What about this talk of lack of sisterhood, now and in Jane Austen? Surely Jane and Cassandra Austen themselves are in the Sisterhood Hall of Fame? And Jane wrote about all sorts of sisters. Here’s Lizzie and Jane Bennet: “. . . do you think that any consideration would tempt me to accept the man, who has been the means of ruining, perhaps for ever, the happiness of a most beloved sister?” Not the words of someone who’s putting a bloke above a sister. Elinor and Marianne are another loving pair of sisters, though it’s true that Marianne does put her romantic notions above Elinor’s feelings sometimes. But isn’t that her great failing, what Jane Austen is warning us against? It’s also true that there’s some unpleasant sisters in the books. Maria and Julia Bertram certainly get into a catfight over Henry Crawford in Mansfield Park, and, more chillingly, Lady Bertram, Mrs. Norris, and Mrs. Price take their separation from each other with perfect calm. As with the Elliot sisters in Persuasion, Austen seems to assume that there’s no reason that sisters would hang together, if circumstances or temperament didn’t allow it. And it’s true that we see very little genuine womanly friendship in Austen: Lizzie and Charlotte Lucas and Catherine Morland and Eleanor Tilney are the only examples I can think of. I guess it would make sense when getting a husband was like getting a job that you mightn’t be very nice to the competition, especially in a limited pool. So, I concede, Austen was pretty cynical about the whole sisterhood thing.
But what about now? Miss Osborne, Miss Ball, and I don’t have any sisters. We came together as Beloved Sisters through a shared love of Jane Austen, eating, and talking smack. So we can’t comment on the modern state of sisterhood between actual sisters. But between women in general? I think it’s a pretty mixed bag. I personally haven’t seen much catfight action, have you? And also, isn’t it a bit sexist to assume that women should get along all the time? As if men do!

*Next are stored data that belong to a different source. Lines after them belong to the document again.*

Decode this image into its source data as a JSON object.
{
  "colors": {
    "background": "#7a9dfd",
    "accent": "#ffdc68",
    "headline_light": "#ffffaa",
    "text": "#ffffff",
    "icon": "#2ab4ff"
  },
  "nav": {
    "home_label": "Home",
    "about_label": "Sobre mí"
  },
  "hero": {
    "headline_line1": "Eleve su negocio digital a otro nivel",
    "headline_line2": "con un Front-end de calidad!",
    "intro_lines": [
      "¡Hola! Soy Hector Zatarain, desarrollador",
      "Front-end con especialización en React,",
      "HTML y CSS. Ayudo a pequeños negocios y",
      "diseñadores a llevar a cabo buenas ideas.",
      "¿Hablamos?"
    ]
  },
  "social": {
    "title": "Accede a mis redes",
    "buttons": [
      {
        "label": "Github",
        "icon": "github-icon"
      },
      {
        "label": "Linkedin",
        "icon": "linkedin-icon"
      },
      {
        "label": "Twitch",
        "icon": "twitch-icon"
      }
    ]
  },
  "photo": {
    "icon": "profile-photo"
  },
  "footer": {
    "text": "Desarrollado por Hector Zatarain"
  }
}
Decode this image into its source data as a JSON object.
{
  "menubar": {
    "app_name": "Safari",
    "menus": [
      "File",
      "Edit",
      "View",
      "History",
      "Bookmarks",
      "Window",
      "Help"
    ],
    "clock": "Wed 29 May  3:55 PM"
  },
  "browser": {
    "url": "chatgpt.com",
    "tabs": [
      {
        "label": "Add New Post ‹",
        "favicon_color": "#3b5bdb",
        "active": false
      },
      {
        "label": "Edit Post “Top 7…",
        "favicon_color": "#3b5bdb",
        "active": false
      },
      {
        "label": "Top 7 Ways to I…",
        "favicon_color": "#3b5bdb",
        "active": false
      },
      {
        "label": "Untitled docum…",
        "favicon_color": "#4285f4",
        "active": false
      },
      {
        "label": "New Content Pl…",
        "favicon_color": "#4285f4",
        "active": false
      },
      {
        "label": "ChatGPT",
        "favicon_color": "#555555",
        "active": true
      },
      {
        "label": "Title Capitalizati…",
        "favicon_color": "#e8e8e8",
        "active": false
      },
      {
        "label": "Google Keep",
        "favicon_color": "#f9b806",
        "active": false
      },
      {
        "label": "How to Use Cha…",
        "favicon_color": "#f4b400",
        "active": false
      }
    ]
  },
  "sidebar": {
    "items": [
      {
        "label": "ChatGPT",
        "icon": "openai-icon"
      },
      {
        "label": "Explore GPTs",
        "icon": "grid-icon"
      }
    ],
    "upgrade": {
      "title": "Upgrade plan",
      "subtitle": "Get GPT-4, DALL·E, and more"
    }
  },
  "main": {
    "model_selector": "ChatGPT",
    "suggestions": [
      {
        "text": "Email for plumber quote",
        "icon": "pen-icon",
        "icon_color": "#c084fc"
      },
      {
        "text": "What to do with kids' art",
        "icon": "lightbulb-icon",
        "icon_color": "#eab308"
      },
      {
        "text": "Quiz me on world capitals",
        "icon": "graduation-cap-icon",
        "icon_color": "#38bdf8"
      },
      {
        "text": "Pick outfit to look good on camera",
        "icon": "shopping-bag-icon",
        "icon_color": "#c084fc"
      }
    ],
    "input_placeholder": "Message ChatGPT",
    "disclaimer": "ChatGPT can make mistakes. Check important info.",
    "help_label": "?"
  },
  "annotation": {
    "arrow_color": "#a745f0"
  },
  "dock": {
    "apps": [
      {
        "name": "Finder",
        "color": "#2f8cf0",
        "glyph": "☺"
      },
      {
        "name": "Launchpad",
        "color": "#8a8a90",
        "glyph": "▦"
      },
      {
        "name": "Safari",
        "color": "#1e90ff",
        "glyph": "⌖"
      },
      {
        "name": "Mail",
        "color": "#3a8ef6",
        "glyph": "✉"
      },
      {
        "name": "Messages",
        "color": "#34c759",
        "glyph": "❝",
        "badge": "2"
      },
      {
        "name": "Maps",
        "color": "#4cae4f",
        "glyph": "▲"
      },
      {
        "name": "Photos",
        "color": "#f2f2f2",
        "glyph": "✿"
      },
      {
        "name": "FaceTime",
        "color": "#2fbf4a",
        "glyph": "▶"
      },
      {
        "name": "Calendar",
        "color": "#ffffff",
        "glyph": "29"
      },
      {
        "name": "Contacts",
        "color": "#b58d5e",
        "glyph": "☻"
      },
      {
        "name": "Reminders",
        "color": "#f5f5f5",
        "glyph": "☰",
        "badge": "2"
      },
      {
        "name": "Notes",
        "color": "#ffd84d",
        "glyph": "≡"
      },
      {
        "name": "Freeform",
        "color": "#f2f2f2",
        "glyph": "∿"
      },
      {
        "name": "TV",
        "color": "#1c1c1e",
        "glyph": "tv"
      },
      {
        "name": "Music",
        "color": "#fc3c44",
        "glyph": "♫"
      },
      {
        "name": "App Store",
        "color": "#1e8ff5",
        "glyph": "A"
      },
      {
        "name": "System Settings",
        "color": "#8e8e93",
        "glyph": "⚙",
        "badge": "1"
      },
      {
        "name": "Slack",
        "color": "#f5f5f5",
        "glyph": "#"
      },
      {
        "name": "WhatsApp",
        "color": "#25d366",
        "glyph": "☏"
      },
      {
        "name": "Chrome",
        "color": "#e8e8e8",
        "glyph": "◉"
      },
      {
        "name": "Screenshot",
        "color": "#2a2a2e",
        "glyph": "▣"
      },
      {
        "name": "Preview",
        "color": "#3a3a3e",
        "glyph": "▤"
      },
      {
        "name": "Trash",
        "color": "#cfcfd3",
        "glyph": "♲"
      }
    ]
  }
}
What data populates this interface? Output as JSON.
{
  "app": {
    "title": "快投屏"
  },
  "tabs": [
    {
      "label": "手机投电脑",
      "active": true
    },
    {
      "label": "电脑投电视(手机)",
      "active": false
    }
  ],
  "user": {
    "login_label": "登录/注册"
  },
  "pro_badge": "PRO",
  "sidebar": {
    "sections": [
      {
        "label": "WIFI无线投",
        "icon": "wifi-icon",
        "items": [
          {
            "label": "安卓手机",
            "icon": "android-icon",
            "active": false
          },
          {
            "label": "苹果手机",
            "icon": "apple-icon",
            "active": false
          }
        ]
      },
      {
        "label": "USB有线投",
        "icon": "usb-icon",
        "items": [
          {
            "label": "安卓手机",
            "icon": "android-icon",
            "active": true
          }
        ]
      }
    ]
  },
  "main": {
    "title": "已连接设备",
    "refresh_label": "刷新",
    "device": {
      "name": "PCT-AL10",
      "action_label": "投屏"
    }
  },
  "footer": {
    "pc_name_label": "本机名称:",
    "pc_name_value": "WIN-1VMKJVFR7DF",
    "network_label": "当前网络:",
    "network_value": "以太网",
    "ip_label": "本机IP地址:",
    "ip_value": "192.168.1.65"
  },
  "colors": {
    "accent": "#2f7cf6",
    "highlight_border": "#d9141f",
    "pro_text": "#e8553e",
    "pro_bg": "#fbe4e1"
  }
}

OK, obviously it’d be nice if we all got along. As it says in our header, Jane will keep us together. This may be terribly ironic, considering the above, but I suggest we try it. Send loving thoughts to all those of your acquaintance, even if there are few people you really love, and still fewer of whom you think well. It’s either that or back to the meat market, apparently.